Something can be special without being unique. That there exist a handful of other cultures with similar traits, does not disprove those traits are not also selected-for by cold climates, or (in at least some cases) genetic in origin.


> I then wondered, is this mere coincidence, or do extreme cold/polar environments cause this in people? I recalled Russia had gas workers in the Arctic regions and tried to look up papers on it. It led me down a rabbit hole of discovering entire troves of scientific literature from various nations that had polar programs, with tons of data on polar personnel psychology, most conveniently refined into personnel selection criteria that shows which traits are the most desirable in candidates for polar work or expeditions.

Cause it in individuals? Or select for it through evolution?

If the former, there's no genetic component here, and the effect should vanish as soon as you get somewhere warm.

If it's the latter, then it can't cause it in individuals who happen to work there over local-winter, right?


Culture can persist for millennia.

If it is genetically influenced psychology, it can still be a good predictor of performance in a short term job.


Per David Reich: >10-20% of the ancestors of Eurasian people are neanderthal

>West African populations have up to 19% "Ghost DNA", belonging to an extinct species their ancestors interbred with

>Southeast Asians have DNA of the extinct Denisovan species, as much as 3-5% in the aboriginal people of Papua New Guinea, Australia, the Philippines

>These aboriginals also have DNA belonging to a now extinct, but not yet discovered hominid species

I'm sure the implications of all these findings have not yet been discovered but it's exciting to see them explored


Direct link to the article this is about: https://psycnet.apa.org/fulltext/2025-88410-001.html ("Arctic Instincts? The Late Pleistocene Arctic Origins of East Asian Psychology")


But peruvians are not cold and their personality/culture is not similar to east Asian?


Title is: The Origins of Arcticism Theory: A Fateful Encounter in Peru


It’s a shame this was downvoted and flagged.

The author did themselves a disservice by not filtering some of the bitterness of their journey, because the opening story was fascinating and hints at something worth exploring.

The constructive criticism would be better served as a follow-up post.
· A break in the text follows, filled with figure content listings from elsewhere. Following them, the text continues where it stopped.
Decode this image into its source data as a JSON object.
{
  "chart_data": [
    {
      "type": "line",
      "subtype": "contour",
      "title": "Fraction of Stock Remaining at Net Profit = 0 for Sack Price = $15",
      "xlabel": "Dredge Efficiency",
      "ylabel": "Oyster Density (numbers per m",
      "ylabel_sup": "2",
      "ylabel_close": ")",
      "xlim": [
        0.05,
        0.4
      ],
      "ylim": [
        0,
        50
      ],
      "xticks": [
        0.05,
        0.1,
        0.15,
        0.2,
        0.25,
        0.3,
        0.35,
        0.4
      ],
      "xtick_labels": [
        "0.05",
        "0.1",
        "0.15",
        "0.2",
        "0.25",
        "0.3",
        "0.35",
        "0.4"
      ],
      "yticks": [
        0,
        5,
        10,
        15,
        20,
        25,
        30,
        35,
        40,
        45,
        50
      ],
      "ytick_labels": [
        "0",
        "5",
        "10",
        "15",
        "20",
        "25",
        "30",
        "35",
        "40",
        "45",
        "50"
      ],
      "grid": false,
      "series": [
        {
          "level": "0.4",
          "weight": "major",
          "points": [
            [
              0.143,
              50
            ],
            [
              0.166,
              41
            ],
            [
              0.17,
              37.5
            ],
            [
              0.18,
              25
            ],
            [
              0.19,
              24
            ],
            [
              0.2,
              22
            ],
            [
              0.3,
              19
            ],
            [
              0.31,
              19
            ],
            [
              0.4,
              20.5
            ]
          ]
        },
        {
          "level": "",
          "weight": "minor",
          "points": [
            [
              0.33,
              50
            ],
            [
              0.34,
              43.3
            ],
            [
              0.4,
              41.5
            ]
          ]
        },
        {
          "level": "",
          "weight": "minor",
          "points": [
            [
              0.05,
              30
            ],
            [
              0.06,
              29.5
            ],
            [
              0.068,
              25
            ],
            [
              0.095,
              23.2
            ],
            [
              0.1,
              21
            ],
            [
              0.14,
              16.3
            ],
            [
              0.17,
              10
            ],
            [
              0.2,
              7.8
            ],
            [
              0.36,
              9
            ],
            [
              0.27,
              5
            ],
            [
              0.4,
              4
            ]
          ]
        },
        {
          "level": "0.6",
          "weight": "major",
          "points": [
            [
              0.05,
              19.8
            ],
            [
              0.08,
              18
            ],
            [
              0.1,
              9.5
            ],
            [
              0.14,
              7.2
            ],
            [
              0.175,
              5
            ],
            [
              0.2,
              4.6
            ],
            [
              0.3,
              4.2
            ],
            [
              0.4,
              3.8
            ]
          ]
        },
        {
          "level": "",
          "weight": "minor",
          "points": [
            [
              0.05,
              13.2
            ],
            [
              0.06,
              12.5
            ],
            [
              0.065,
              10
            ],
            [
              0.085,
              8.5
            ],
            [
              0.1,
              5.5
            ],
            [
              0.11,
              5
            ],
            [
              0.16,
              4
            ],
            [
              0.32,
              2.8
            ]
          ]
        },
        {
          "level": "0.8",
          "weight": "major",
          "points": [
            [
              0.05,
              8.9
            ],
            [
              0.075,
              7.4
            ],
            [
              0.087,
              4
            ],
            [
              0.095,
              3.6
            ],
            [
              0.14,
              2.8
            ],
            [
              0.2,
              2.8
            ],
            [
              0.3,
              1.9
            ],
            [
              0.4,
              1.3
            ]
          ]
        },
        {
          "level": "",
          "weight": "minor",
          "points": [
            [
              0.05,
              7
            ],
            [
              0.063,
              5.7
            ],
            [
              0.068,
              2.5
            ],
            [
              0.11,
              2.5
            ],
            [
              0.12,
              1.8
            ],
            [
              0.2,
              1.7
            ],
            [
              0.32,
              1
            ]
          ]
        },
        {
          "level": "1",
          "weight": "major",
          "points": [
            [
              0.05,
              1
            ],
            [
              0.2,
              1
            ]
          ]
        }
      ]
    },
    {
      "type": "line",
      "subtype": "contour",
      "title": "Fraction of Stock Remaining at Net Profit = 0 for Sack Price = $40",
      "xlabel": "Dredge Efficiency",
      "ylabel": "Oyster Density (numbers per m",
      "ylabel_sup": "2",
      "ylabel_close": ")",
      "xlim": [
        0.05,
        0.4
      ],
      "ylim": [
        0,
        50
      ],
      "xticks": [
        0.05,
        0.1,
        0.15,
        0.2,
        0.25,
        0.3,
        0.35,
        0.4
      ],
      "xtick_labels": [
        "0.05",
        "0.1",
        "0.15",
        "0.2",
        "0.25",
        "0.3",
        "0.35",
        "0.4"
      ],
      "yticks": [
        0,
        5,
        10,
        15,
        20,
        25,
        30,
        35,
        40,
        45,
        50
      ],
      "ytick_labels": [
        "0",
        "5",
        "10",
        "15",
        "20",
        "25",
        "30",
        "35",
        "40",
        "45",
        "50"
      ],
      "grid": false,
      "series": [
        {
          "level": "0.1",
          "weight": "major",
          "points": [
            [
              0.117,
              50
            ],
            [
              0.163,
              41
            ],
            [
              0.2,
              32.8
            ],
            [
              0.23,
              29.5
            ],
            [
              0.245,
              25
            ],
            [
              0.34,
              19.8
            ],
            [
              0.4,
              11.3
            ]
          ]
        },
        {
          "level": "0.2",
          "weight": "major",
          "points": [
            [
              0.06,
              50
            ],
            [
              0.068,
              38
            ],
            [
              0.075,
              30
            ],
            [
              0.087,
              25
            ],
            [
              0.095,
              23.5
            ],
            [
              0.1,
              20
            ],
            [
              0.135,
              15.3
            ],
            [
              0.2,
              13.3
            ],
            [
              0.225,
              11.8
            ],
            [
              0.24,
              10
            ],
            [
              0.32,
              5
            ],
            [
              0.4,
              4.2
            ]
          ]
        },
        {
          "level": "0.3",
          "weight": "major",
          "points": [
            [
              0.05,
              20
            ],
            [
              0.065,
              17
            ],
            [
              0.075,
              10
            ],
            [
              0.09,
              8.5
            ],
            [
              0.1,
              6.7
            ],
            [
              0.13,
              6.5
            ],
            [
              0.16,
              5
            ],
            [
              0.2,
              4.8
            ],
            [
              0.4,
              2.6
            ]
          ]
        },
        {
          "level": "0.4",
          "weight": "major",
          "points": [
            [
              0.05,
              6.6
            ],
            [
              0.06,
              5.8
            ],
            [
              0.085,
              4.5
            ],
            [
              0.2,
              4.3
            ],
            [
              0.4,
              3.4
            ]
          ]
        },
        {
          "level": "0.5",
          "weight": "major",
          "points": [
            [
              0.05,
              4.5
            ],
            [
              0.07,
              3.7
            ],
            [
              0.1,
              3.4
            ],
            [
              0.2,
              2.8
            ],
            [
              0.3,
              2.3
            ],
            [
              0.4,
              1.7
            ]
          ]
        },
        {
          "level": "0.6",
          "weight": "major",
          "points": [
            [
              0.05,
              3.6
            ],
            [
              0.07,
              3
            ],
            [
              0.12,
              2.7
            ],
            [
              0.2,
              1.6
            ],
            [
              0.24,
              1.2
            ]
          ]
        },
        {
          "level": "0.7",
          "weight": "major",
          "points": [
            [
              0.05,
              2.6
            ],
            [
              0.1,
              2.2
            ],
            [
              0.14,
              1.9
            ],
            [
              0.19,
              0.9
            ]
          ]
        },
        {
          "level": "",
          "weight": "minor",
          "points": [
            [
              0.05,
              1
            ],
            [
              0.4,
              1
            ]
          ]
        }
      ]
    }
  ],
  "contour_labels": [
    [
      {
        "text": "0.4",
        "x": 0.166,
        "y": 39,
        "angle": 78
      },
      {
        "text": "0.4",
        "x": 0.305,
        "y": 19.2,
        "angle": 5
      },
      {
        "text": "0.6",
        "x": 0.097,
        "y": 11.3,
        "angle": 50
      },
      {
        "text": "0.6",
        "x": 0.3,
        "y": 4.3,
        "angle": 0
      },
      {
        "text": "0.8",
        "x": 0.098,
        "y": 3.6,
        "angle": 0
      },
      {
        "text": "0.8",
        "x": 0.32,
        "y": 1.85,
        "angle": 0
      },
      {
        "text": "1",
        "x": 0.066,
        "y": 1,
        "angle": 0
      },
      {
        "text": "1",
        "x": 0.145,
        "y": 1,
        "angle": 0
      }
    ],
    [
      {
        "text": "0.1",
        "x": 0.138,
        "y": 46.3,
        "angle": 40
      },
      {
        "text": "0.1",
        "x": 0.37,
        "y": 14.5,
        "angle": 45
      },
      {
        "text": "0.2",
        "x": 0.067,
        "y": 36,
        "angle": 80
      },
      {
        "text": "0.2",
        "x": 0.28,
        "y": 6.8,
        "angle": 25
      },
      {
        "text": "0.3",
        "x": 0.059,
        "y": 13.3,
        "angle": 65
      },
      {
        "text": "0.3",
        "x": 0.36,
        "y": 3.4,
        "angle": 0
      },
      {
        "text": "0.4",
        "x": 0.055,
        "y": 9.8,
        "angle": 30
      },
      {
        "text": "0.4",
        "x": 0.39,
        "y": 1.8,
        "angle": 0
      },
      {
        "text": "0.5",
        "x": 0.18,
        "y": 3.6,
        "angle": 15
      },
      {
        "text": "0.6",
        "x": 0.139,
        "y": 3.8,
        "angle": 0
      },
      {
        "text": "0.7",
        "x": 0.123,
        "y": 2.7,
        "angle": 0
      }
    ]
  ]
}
I can't judge whether this is a good paper or not, and I think it's really cool that someone with only a bachelors degree (like myself) can get a paper published without first doing a PhD.

However, the anti-"woke" part of this article seems so odd to me. Given all the wacky "science" from Nazi scientists that "research" differences between races leading to genocide, it seems completely logical to me that you jump through several hoops and make sure your research is really sound before you publish a paper that explores exactly that topic.
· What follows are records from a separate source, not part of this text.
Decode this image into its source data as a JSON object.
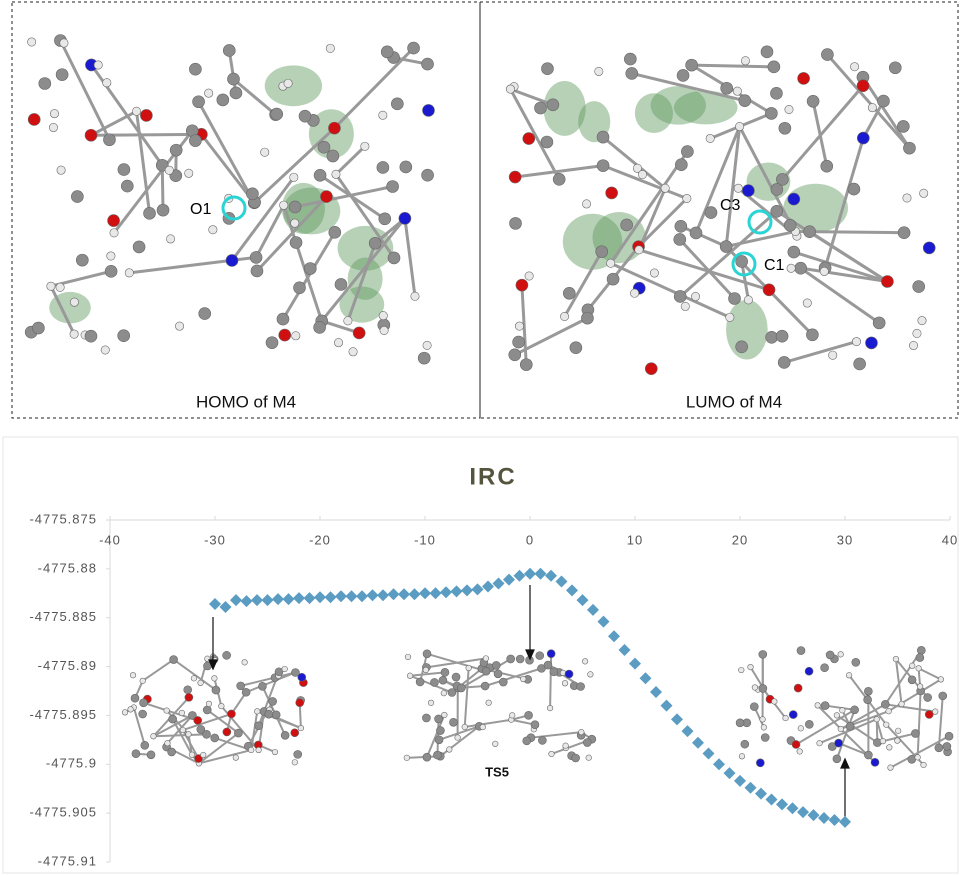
{
  "panels": [
    {
      "label": "HOMO of M4",
      "atoms": [
        "O1"
      ]
    },
    {
      "label": "LUMO of M4",
      "atoms": [
        "C3",
        "C1"
      ]
    }
  ],
  "chart_data": {
    "type": "scatter",
    "title": "IRC",
    "marker": "diamond",
    "color": "#5b9cc3",
    "annotations": [
      "TS5"
    ],
    "x": [
      -30,
      -29,
      -28,
      -27,
      -26,
      -25,
      -24,
      -23,
      -22,
      -21,
      -20,
      -19,
      -18,
      -17,
      -16,
      -15,
      -14,
      -13,
      -12,
      -11,
      -10,
      -9,
      -8,
      -7,
      -6,
      -5,
      -4,
      -3,
      -2,
      -1,
      0,
      1,
      2,
      3,
      4,
      5,
      6,
      7,
      8,
      9,
      10,
      11,
      12,
      13,
      14,
      15,
      16,
      17,
      18,
      19,
      20,
      21,
      22,
      23,
      24,
      25,
      26,
      27,
      28,
      29,
      30
    ],
    "values": [
      -4775.8836,
      -4775.8839,
      -4775.8832,
      -4775.8833,
      -4775.8832,
      -4775.8832,
      -4775.8831,
      -4775.8831,
      -4775.883,
      -4775.883,
      -4775.8829,
      -4775.8829,
      -4775.8828,
      -4775.8828,
      -4775.8828,
      -4775.8827,
      -4775.8827,
      -4775.8826,
      -4775.8826,
      -4775.8826,
      -4775.8825,
      -4775.8825,
      -4775.8824,
      -4775.8823,
      -4775.8822,
      -4775.8821,
      -4775.8818,
      -4775.8815,
      -4775.8811,
      -4775.8807,
      -4775.8805,
      -4775.8805,
      -4775.8807,
      -4775.8813,
      -4775.8822,
      -4775.8832,
      -4775.8842,
      -4775.8854,
      -4775.8869,
      -4775.8883,
      -4775.8897,
      -4775.8912,
      -4775.8926,
      -4775.894,
      -4775.8954,
      -4775.8966,
      -4775.8978,
      -4775.8989,
      -4775.9,
      -4775.9009,
      -4775.9017,
      -4775.9024,
      -4775.903,
      -4775.9036,
      -4775.9041,
      -4775.9045,
      -4775.9049,
      -4775.9052,
      -4775.9055,
      -4775.9057,
      -4775.9059
    ],
    "xlim": [
      -40,
      40
    ],
    "xticks": [
      -40,
      -30,
      -20,
      -10,
      0,
      10,
      20,
      30,
      40
    ],
    "ylim": [
      -4775.91,
      -4775.875
    ],
    "yticks": [
      -4775.875,
      -4775.88,
      -4775.885,
      -4775.89,
      -4775.895,
      -4775.9,
      -4775.905,
      -4775.91
    ]
  }
}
science research lead to genocide? why did you make that up? why do imagine some paper review is the bulwark against mass killing?


I don't understand your comment -- are you implying the holocaust didn't happen or wasn't genocide? I want to steelman your argument but it's pretty hard.
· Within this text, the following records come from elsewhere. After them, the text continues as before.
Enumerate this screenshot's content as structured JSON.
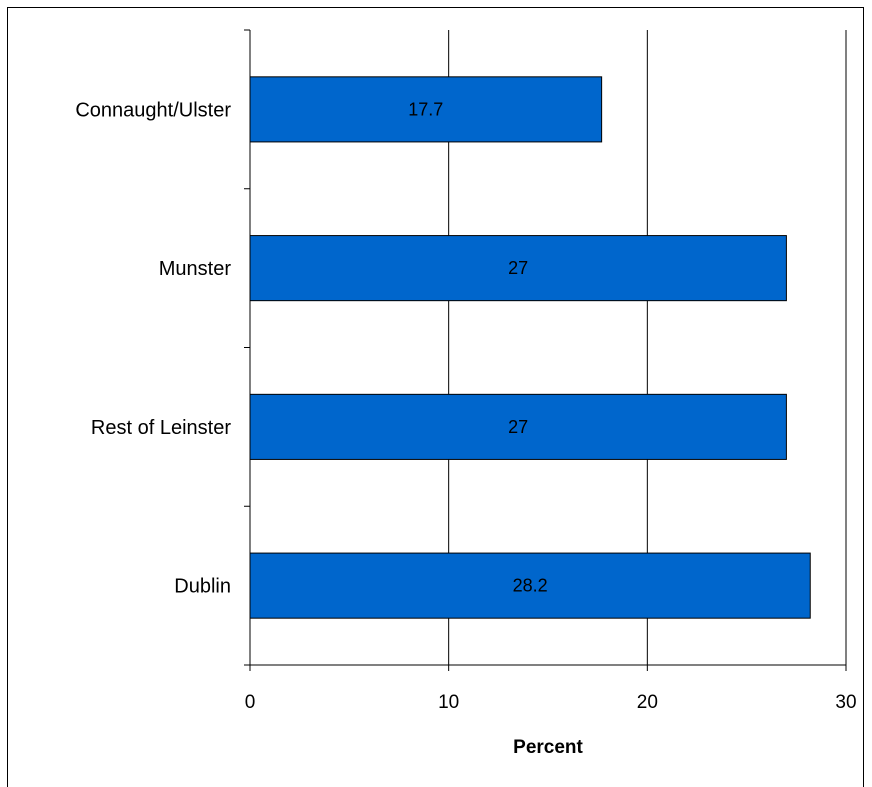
{
  "chart_data": {
    "type": "bar",
    "orientation": "horizontal",
    "categories": [
      "Connaught/Ulster",
      "Munster",
      "Rest of Leinster",
      "Dublin"
    ],
    "values": [
      17.7,
      27,
      27,
      28.2
    ],
    "data_labels": [
      "17.7",
      "27",
      "27",
      "28.2"
    ],
    "title": "",
    "xlabel": "Percent",
    "ylabel": "",
    "xlim": [
      0,
      30
    ],
    "xticks": [
      0,
      10,
      20,
      30
    ],
    "xtick_labels": [
      "0",
      "10",
      "20",
      "30"
    ],
    "grid": "vertical",
    "legend": "none",
    "colors": {
      "bar": "#0066cc",
      "bar_border": "#000000",
      "grid": "#000000"
    }
  }
}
Your other point is that you wonder whether a paper review is going to protect against mass killing. I'd say yes, that's quite possible. Anyone can post almost anything they want on any kind of blog or 4chan sub or reddit sub, and that's fine. But scientific papers are what people quote as "truth", and publishers have some responsibility in making sure that what they publish is based in evidence. This is especially true when it concerns topics that have, historically, led to genocide.